A retomada do prédio no centro causou uma confusão generalizada em diversas ruas do entorno

iG Minas Gerais | DA REDAÇÃO |

Integrantes da FLM (Frente de Luta por Moradia) dizem que houve resistência à reintegração de posse no prédio da avenida São João, no centro de São Paulo, pois não foi cumprido o acordo firmado com a Polícia Militar anteriormente.

A retomada do prédio no centro causou uma confusão generalizada em diversas ruas do entorno. Lojas foram depredadas e saqueadas. Um ônibus foi incendiado. Segundo os sem-teto, a manhã foi marcada por uma ação desproporcional da PM. De acordo com eles, a quantidade de caminhões e carregadores oferecidos não era suficiente para os moradores que viviam no local.

"O combinado era vir com 40 caminhões e 120 carregadores para tirar todos os pertences. Isso já havia sido combinado com a polícia. Hoje de manhã tinha bem menos do que isso. Por isso resistimos", disse a coordenadora da FLM Silmara Congo.

No total, de acordo com o movimento, tinham cerca de 13 caminhões para remover os pertences dos sem-teto. De acordo com ela, a reintegração era para ser pacífica, mas a polícia "chegou com truculência". "Eles chegaram por volta das 5h dizendo que iam entrar de um jeito ou de outro. Não tinha motivo para irmos para cima deles. Quando começaram a atirar as bombas, começamos a atiras as coisas em cima deles", afirmou.

Para a coordenadora da ocupação, o ataque a um ônibus na rua Xavier de Toledo, próximo ao local da reintegração de posse não tem relação com o movimento. "O que aconteceu foi que um grupo de pessoas se solidarizou com a causa e começou a atacar a polícia. Eu fiquei sabendo do ônibus queimado pela televisão. Não temos nada a ver com isso", disse Congo.

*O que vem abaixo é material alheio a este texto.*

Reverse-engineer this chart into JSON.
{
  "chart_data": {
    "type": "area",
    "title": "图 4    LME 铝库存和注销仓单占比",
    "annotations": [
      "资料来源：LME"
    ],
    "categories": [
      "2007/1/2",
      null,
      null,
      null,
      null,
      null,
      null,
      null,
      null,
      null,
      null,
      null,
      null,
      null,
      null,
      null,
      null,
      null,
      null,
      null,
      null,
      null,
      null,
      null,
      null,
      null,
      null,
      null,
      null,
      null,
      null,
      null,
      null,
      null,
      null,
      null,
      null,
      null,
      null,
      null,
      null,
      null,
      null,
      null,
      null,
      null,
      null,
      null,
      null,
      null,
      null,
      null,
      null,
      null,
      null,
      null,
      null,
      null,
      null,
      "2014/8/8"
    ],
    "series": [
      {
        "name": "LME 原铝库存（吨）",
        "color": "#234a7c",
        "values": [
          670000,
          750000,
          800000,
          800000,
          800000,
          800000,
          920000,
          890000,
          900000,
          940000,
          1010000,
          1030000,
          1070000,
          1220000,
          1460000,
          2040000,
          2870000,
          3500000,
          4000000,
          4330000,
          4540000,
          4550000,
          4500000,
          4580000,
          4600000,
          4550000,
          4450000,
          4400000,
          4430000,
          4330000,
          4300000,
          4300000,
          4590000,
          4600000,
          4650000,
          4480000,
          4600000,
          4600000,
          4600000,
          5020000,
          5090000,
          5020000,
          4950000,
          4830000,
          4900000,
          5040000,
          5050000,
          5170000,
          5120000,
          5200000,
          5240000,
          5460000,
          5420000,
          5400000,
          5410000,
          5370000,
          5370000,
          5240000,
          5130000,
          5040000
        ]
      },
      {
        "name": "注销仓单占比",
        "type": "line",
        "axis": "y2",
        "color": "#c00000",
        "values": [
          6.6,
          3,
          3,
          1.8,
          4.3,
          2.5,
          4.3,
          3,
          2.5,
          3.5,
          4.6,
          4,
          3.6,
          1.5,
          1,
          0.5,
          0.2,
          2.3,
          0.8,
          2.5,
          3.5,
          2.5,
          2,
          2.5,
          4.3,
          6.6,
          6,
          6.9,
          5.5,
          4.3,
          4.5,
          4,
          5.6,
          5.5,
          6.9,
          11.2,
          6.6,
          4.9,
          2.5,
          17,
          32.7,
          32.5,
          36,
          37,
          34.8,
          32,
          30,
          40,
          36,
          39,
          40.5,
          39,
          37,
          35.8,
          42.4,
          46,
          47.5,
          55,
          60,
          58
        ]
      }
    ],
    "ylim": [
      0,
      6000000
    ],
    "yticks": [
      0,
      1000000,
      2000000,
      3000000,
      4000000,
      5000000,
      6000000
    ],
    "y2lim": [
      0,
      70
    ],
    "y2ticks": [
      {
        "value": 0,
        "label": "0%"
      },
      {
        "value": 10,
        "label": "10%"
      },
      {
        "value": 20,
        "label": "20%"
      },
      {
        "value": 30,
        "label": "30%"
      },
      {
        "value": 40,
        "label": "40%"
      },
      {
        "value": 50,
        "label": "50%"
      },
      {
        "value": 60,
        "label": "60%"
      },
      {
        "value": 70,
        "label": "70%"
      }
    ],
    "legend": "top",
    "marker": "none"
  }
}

Em relação a onda de saques que ocorreu em meio a confusão generalizada, a coordenadora afirmou que houve "oportunismo de criminosos". "A única coisa que precisa deixar claro, a ocupação avenida São João era de famílias. Não somos o tipo de movimento que aparece para comercializar imóvel. Era tudo gente que pagava aluguel, que tinha sido despejado", afirmou.

O comandante da operação da PM no centro Glauco Silva de Carvalho disse que pessoas de fora se "aproveitaram do momento e se agruparam para atacar a PM". Segundo ele, não houve excessos durante a reintegração de posse e que essa foi a terceira tentativa de cumprir a ordem judicial.

Por volta das 13h, o comércio do centro de São Paulo voltou a reabrir as portas. Durante toda a manhã, com medo da confusão instalada por conta da reintegração de posse, nenhum estabelecimento funcionou normalmente na região das ruas São João, Ipiranga, Barão de Itapetininga e Xavier de Toledo.